= Fausto Bellino Tasca =

Italian-American painter and sculptor

Fausto Bellino Tasca (June 29, 1885 – December 9, 1937) was an Italian-American painter and sculptor active in Southern California.

Born in San Zenone degli Ezzelini, Italy, Tasca emigrated to the US with his wife, the singer Paolina Francesca Tasca, on the SS France from Le Havre, France, arriving on 23 February 1913.

In 1921 he painted murals, with subjects taken from O.E. Monnette's Chronology of California, for the newly built Citizens' Trust and Savings Bank located on 736–740 Hill St., Los Angeles. The subjects included The Triumph of California and an allegorical figure of Industry surrounded by skyscrapers under construction.

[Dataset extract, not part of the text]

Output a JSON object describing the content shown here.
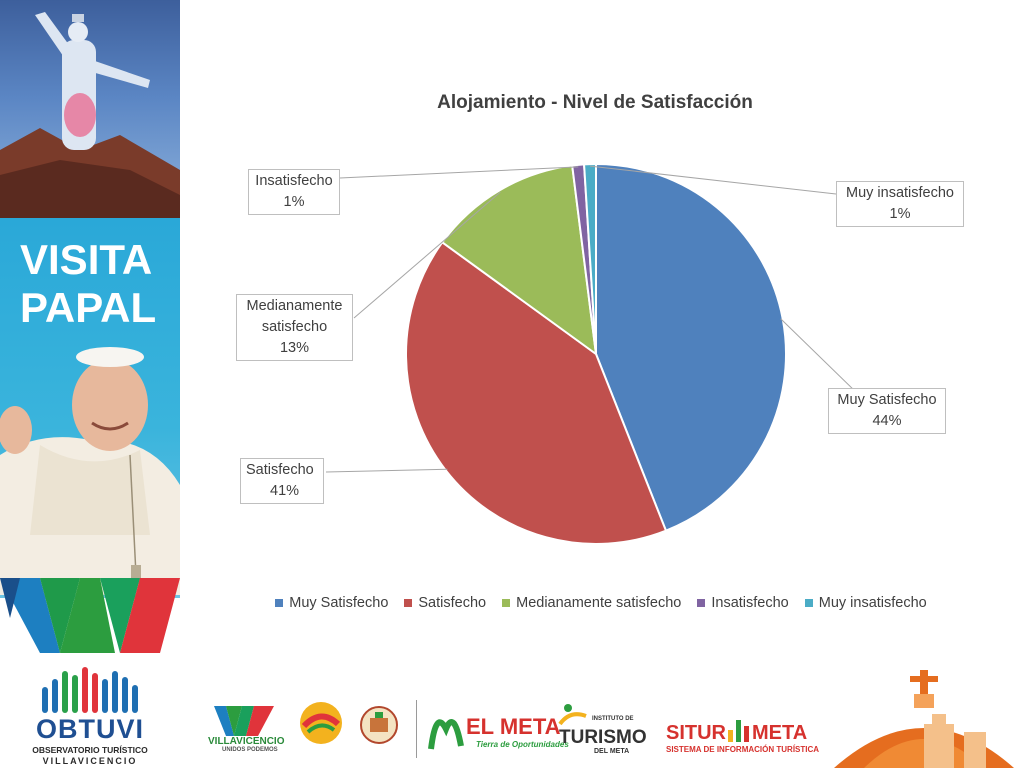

Tasca was also renowned for his ecclesiastical decorations, including a remarkable cycle of paintings and windows for San Diego's church of Our Lady of the Rosary, completed in 1926 and restored in 2020. The latter work has been praised for its technical ingenuity, including the innovation of false leading in stained glass windows painted on continuous sheets of glass, and the production of a clay preparatory model for the Crucifixion scene above the altar. Tasca also executed numerous portraits, including a 1937 portrait of Galileo Galilei made for Griffith Observatory. Tasca died on December 9 of that year.